Factors which usually weigh with this court in considering an application for condonation include the degree of non-compliance, the explanation thereof, the importance of the case, the respondent's interest in the finality of the judgment of the court below, the convenience of this court and the avoidance of unnecessary delay in the administration of justice.”

 

[5]    In Grootboom v National Prosecuting Authority 2014 (2) SA 68 (CC) at paragraph [23] the following was said:

 

It is now trite that condonation cannot be had for the mere asking. A party seeking condonation must make out a case entitling it to the court's indulgence. It must show sufficient cause. This requires a party to give a full explanation for the non-compliance with the rules or court's directions. Of great significance, the explanation must be reasonable enough to excuse the default.”

 

The first ground of appeal

 

[6]    The Notice of Appeal consist of six (6) grounds of appeal, five (5) of which relate to the conviction and one (1) to sentence. I shall, for present purposes, only concentrate on the first ground of appeal which reads thus:

 

1.    In convicting the appellant it will be argued that the trial court misdirected itself by failure to inform the appellant, before the commencement of trial, that it is a requirement of the law in terms of the provisions of section 2 of the Magistrate’s Court Act (“MCA”) 67 of 1998, that he must be assisted by two assessors, unless he (the appellant) request that the trial proceed without the assessors, and this rendered the trial unfair.”

(my emphasis)

 

Section 2 of the Magistrates’ Courts Act 67 of 1998

 

[7]    Before one can even venture into the facts, merits and demerits of the evidence tendered, this seminal point of law needs to be addressed. The focal point is thus whether the Regional Magistrate misdirected himself by failing to appoint two assessors in terms of section 2 of the Magistrates’ Courts Act 67 of 1998. The President assented to Act 67 of 1998 (the English text signed by the President) on 28 September 1998, which was published in Government Gazette (GG) 19323 of 7 October 1998. The date of commencement of Act 67 of 1998 was, however, still to be proclaimed by Proclamation in the Government Gazette. Section 6 of Act 67 of 1988 specifically provided that:

 

6 Short title

 

(1)    This Act is called the Magistrates’ Courts Amendment Act, 1998, and shall take effect on a date fixed by the President by proclamation in the Gazette.

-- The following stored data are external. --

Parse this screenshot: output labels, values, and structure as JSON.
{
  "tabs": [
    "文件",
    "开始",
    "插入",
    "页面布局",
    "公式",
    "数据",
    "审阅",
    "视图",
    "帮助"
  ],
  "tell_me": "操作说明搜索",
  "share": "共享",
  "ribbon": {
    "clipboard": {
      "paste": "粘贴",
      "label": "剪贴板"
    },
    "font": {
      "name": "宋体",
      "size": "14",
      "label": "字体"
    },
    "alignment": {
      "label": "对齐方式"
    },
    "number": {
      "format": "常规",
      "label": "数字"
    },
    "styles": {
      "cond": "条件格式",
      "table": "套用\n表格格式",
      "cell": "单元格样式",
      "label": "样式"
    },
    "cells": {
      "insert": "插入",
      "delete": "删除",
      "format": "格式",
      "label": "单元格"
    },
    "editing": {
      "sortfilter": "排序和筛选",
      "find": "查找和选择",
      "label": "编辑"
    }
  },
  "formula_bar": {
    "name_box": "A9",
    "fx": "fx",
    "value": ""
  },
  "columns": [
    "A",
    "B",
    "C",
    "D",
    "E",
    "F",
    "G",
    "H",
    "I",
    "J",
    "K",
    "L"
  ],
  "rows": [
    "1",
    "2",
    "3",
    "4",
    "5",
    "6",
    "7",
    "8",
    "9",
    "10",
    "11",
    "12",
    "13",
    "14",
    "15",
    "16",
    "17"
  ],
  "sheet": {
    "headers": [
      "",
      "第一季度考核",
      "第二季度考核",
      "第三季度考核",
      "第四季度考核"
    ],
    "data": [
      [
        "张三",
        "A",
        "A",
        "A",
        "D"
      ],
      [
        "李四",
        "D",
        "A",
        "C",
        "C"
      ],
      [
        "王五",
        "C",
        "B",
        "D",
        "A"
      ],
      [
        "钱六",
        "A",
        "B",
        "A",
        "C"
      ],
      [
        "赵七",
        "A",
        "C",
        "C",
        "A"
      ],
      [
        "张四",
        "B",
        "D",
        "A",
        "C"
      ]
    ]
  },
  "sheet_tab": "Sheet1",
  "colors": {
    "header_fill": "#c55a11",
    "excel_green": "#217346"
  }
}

(2)    Different dates may be so fixed in respect of –

(a) different items contained in Schedule 2 to the principal Act; and

(b) different areas in the Republic.”

 

[8]    On 20 April 2000, two years after Act 67 of 1998 was assented to, Proclamation R24 was published in Government Gazette GG 21124 of 20 April 2000. Proclamation R24 reads as follows:

 

No. R. 24, 2000 COMMENCEMENT OF THE MAGISTRATES’ COURTS AMENDMENT ACT 67 OF 1998 Under section 6 of the Magistrates’ Courts Amendment Act, 1998 (Act No. 67 of 1998), I hereby fix 20 April 2000 as the date on which section 2 of the said Act, in so far as it inserts section 93ter (10) and (11) in the Magistrates’ Courts Act, 1944 (Act No. 32 of 1944), and substitutes section 93ter (5) of the Magistrates’ Courts Act, 1944 (Act No. 32 of 1944), shall come into operation.

 

Given under my Hand at Pretoria this Seventeenth day of April, Two thousand.

 

T. M. MBEKI

President

By Order of the President-in-Cabinet:

P. M. MADUNA

Minister of the Cabinet

 

[9]    Therefore, only section 2 was put into operation with effect from 20 April 2000 in so far as it substitutes sub-section (5) and inserts sub-sections (10) and (11). Section 93ter (5), (10) and (11) of the Magistrates’ Courts Act 32 of 1944 deals with the oath or affirmation every assessor shall take upon registration on the roll of assessors (sub-section 5) and applications for recusal of an assessor (sub-section 10) and the death of an assessor (sub-section 11).

 

[10]  In so far as the ground of appeal states that “…it is a requirement of the law in terms of the provisions of section 2 of the Magistrate’s Court Act (“MCA”) 67 of 1998, that he (the learned Regional Magistrate) must be assisted by two assessors, unless he (the appellant) request that the trial proceed without the assessors, and this rendered the trial unfair.”, in respect of a charge of rape, this appears to be predicated rather on the substitution of section 93ter which was envisaged by section 1(a) of the Magistrates’ Courts Amendment Act, Act 118 of 1991. Under the heading “Substitution of Section 93 ter of Act 32 of 1944, as substituted by section 10 (2) of Act 91 of 1977 and amended by section 1 (a) of Act 118 of 1991”, the following is stated:

 

2.    The following section is hereby substituted for section 93 ter of the principal Act:

Magistrate to be assisted by assessors at certain criminal proceedings.

 

93 ter (1) In this section assessor means a person where name is registered on a roll of assessors, in terms of regulation referred to in section 93 quat.

 

(2) A judicial officer shall be assisted by two assessors at the trial of an accused person in respect of any offence referred to in Schedule 2.”

 

[11]  Schedule 2 states:

 

Schedule 2

 

Offences in respect of which judicial officers must be assisted by two assessors in terms of section 93 ter (2):

 

1. Murder

2. Rape

3. Robbery, where serious bodily harm has been inflicted on the victim.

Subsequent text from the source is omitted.